Option Liquidity and our Premium Stock report
A few of our new members have inquired about the open interest column in our Weekly Stock reports. First, let’s have a look:
The column circled in red reads “NTM OI > 100 Cntr.” This stands for near-the-money strikes with open interest of more than 100 contracts. A “Y” means that at least one NTM strike meets the guideline; an “N” means that no NTM currently has more than 100 contracts. The blue arrows (HELE and CATY) point to the latter situation. The question we receive periodically is why do we include stocks like HELE and CATY? There are two reasons we include such securities:
- Option liquidity which is measured after market close on Friday can change during the week and perhaps meet our guideline of > 100 contracts and/or a bid-ask spread of $0.30 or less
- We have a significant number of members who also use these lists for the “stock only” (no options) portion of their portfolios
By including “Y” or “N” in the OI column, it is time efficient to either consider or reject these securities.
Blue Collar Scholar Competition:
Contest leaders as of Friday’s market close (S&P 500 reading at the end of the year)

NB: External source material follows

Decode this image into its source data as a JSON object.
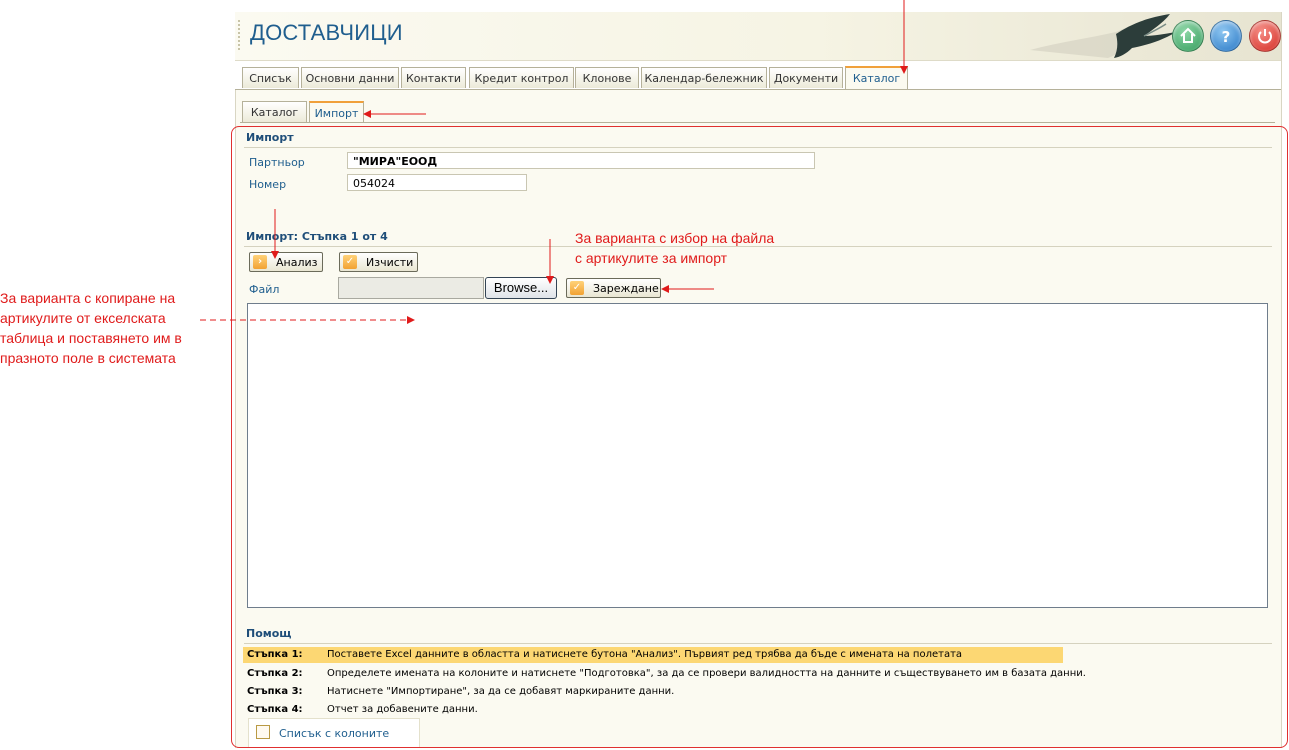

Sample Commentary from Dagmar:
“The weekly chart of the S&P 500 is in an uptrend, the monthly chart is reversing up and resistance is the previous all-time high. Usually, from October to December and into Christmas, the market sees an uptrend”.
Next live appearance
Saturday January 23rd, 2016: Kansas City, Missouri
9 AM – 12:30 PM
Matt Ross Community Center
US stock indices were flat for the week, reflecting the mixed economic data of the week. The CBOE Volatility Index (VIX) dipped below 17 after reaching 19 on Thursday. This week’s reports:
- US nonfarm payrolls increased by 211,000 in November, and revisions added a total of 35,000 jobs to the September and October stats. With the revision, October’s payrolls grew 298,000
- The unemployment rate was flat at 5.0%
- The U-6 broad measure of unemployment, which counts those in part-time jobs and those who have given up looking for work, moved up to 9.9%
- Average hourly earnings grew 0.2% in November and rose 2.3% year-over-year.
- The Institute for Supply Management’s gauge of US manufacturing activity fell to 48.6 in November from 50.1 in October, contracting for the first time since 2012 and the weakest reading since June 2009
- The ISM index of nonmanufacturing activity fell to 55.9 in November from 59.1 in October
- New orders, employment, backlogs and export orders all dropped although the US service sector has grown each month for nearly six years
- US nonfarm worker productivity increased 2.2% in the third quarter, down from 3.5% in the second quarter
- Employees worked 0.3% fewer hours, while unit labor costs rose 1.8% and real hourly compensation was up 2.4%
- US auto sales topped an 18 million annual rate for a record third straight month in November. At this pace, the industry is set to shatter in 2015 the 17.35 million mark set in 2000. November’s sales were up 1.4% from a year earlier assisted by cheap gasoline and low financing
- The US trade deficit widened 3.4%. Exports fell 1.4% and imports declined 0.6%. The decline in exports stems from weak demand abroad and a strong US dollar. Imports have slumped largely because of lower costs for oil and food
- Initial jobless claims rose 9,000 to 269,000 for the week ending November 28th
- Jobless claims remain near 40-year lows
- Continuing claims rose 6,000 to 2.16 million for the week ending November 21st
For the week, the S&P 500 rose by 0.08% for a year to date return of 1.59%.
IBD: Uptrend under pressure
GMI: 3/6- Buy signal since market close of October 19, 2015
BCI: Cautiously bullish using an equal number of in-the-money and out-of-the-money strikes. I remain fully invested using 50% in-the-money strikes until the Fed makes its position on interest rates known and evaluating the ensuing market reaction. I believe that most institutional investors have factored in a 25 basis point rate hike with moderating guidance for the December Fed meeting.